Beyonce, John Legend and Jennifer Lopez star in James Corden's Grammy Carpool Karaoke
Brit host also rapped in front of Jay-Z and fell down the stairs in pratfall
James Corden admitted that he was nervous before he took to the stage to present the Grammy Awards for the first time, but he certainly made an impression, as a frenetic performance got people talking throughout the show.
His entrance set the tone, which saw him stuck on a rising platform, then stumbling and falling down some stairs, before rolling onto the stage, losing a shoe in the process.
He then scolded his backing dancers for “messing up” his entrance, exclaiming, “This is a disaster! We cannot allow these sort of mistakes, this is the Grammys people!”

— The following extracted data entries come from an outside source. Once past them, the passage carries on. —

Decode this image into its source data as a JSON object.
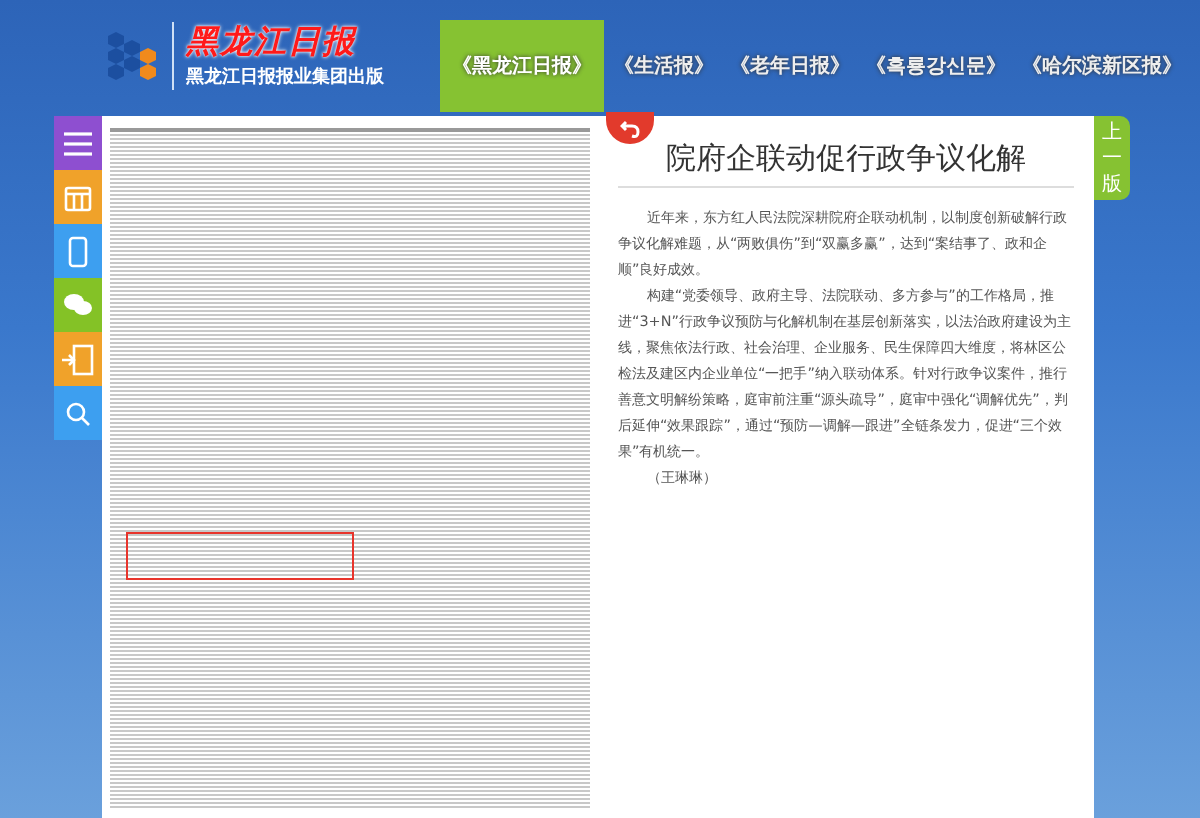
{
  "header": {
    "logo_title": "黑龙江日报",
    "publisher": "黑龙江日报报业集团出版"
  },
  "nav_tabs": [
    {
      "label": "《黑龙江日报》",
      "selected": true
    },
    {
      "label": "《生活报》",
      "selected": false
    },
    {
      "label": "《老年日报》",
      "selected": false
    },
    {
      "label": "《흑룡강신문》",
      "selected": false
    },
    {
      "label": "《哈尔滨新区报》",
      "selected": false
    }
  ],
  "side_tools": [
    {
      "kind": "menu",
      "color": "#8e4fd0"
    },
    {
      "kind": "calendar",
      "color": "#f0a22a"
    },
    {
      "kind": "phone",
      "color": "#3d9ff0"
    },
    {
      "kind": "wechat",
      "color": "#84c226"
    },
    {
      "kind": "download",
      "color": "#f0a22a"
    },
    {
      "kind": "search",
      "color": "#3d9ff0"
    }
  ],
  "article": {
    "title": "院府企联动促行政争议化解",
    "paragraphs": [
      "近年来，东方红人民法院深耕院府企联动机制，以制度创新破解行政争议化解难题，从“两败俱伤”到“双赢多赢”，达到“案结事了、政和企顺”良好成效。",
      "构建“党委领导、政府主导、法院联动、多方参与”的工作格局，推进“3+N”行政争议预防与化解机制在基层创新落实，以法治政府建设为主线，聚焦依法行政、社会治理、企业服务、民生保障四大维度，将林区公检法及建区内企业单位“一把手”纳入联动体系。针对行政争议案件，推行善意文明解纷策略，庭审前注重“源头疏导”，庭审中强化“调解优先”，判后延伸“效果跟踪”，通过“预防—调解—跟进”全链条发力，促进“三个效果”有机统一。",
      "（王琳琳）"
    ]
  },
  "prev_page": "上一版"
}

Once they’d departed, he then eschewed the traditional monologue by busting into a rap instead (was it as good as the Gavin & Stacey American Boy rap? No, of course not), which mentioned Beyonce’s pregnancy, Rihanna and Drake dating, and the upcoming performers in the night, including Lady Gaga and Metallica, Bruno Mars and Maren Morris, as well as musicians departed, including Prince and Leonard Cohen.
He also, of course, addressed the giant orange elephant in the room by mentioning Donald Trump’s presidency, saying, "Living this up because this is the best because with President Trump we don't know what's next!"
And, predictably, the Brit brought out his much-loved Carpool Karaoke for a ‘live’ version, featuring himself donning a cardboard cut-out of a car.
He roped in Neil Diamond, who led them in a version of his 1969 classic Sweet Caroline, helped along by Jennifer Lopez, John Legend, Faith Hill and Keith Urban, although Hill and Legend did not seem too sure of the words. Rushing in at the end to save the day was Beyonce and Jay Z’s five-year old daughter Blue Ivy, who was wearing a pink ‘Purple Rain’ suit in tribute to Prince.
When we were five, we were happy to just get on the dancefloor at a wedding. Blue Ivy gets to play at the Grammys – hardly seems fair does it?
Corden’s parents Margaret and Malcolm were also in attendance, although he pretended to be furious when he found them cosying up to their “free pass” partners, in the form of Nick Jonas and Heidi Klum.
The night saw Adele dominate the awards, taking home five, as she performed a brilliant tribute to George Michael in the form of a ballad version of his 1996 hit Fastlove.
David Bowie also posthumously won the five awards that he was nominated for.